Overall, the single name server configuration does work if you have name servers available on each net, but perhaps not as elegantly as we might like. If the local name server hasn't come up when a host on its network reboots, the route command will fail.
This may seem awkward, but it's not nearly as bad as what happens with multiple servers. With multiple servers listed in resolv.conf , BIND never falls back to the host table after the primary network interface has been ifconfig ed. The resolver simply loops through the name servers, querying them until one answers or the 75-plus second timeout is reached.
This is especially problematic during bootup. If none of the configured name servers are available, the resolver will time out without returning an IP address, and adding the default route will fail.
Our recommendation, as primitive as it sounds, is to hardcode the IP address of the default router into the startup file, or to use an external file (many systems use /etc/defaultrouter ). This will ensure that your host's networking will start correctly.

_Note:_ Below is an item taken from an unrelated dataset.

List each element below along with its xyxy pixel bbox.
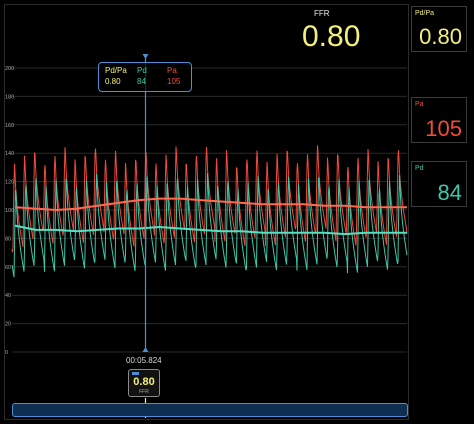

An alternative is to list just a single, reliable name server on your host's local net in resolv.conf . This will allow you to use the name of the default router in the startup file, as long as you make sure that the router's name appears in /etc/hosts (in case your reliable name server isn't running when the host reboots). Of course, if the host running the reliable name server isn't running when your host reboots, all bets are off. You won't fall back to /etc/hosts , because there won't be any networking running to return an error to your host.
If your vendor's version of BIND allows configuration of the order in which services are queried, or will fall back from DNS to /etc/hosts if DNS doesn't find an answer, take advantage of it! In the former case, you can configure the resolver to check /etc/hosts first, and then keep a "stub" /etc/hosts file on each host, including the default router and the local host's name. In the latter situation, just make sure such a "stub" /etc/hosts exists; no other configuration should be necessary.
A last, promising prospect is to do away with setting the default route manually by using ICMP Router Discovery Messages . This extension to the ICMP protocol, described in RFC 1256, uses broadcast or multicast messages to dynamically discover and advertise routers on a network. Sun includes an implementation of this protocol in recent versions of Solaris as /usr/sbin/in.rdisc , and newer versions of Cisco's Internetwork Operating System ( IOS ) support it too.
And what if your default route is added correctly, but the name servers still haven't come up? This can affect sendmail , NFS , and a slew of other services. sendmail won't canonicalize host names correctly without DNS , and your NFS mounts may fail.
The best solution to this problem is to run a name server on a host with uninterruptible power. If you rarely experience extended power loss, battery backup might be enough. If your outages are longer, and name service is critical to you, you should consider an uninterruptible power system ( UPS ) with a generator of some kind.
If you can't afford luxuries like these, you might just try to track down the fastest booting host around and run a name server on it. Hosts with filesystem journaling should boot especially quickly, since they don't need to fsck . Hosts with small filesystems should boot quickly, too, since they don't have as much filesystem to check.
Once you've located the right host, you'll need to make sure the host's IP address appears in the resolv.conf files of all the hosts that need full-time name service. You'll probably want to list the backed-up host last, since during normal operation, hosts should use the name server closest to them. Then, after a power failure, your critical applications will still have name service, albeit at a small sacrifice in performance.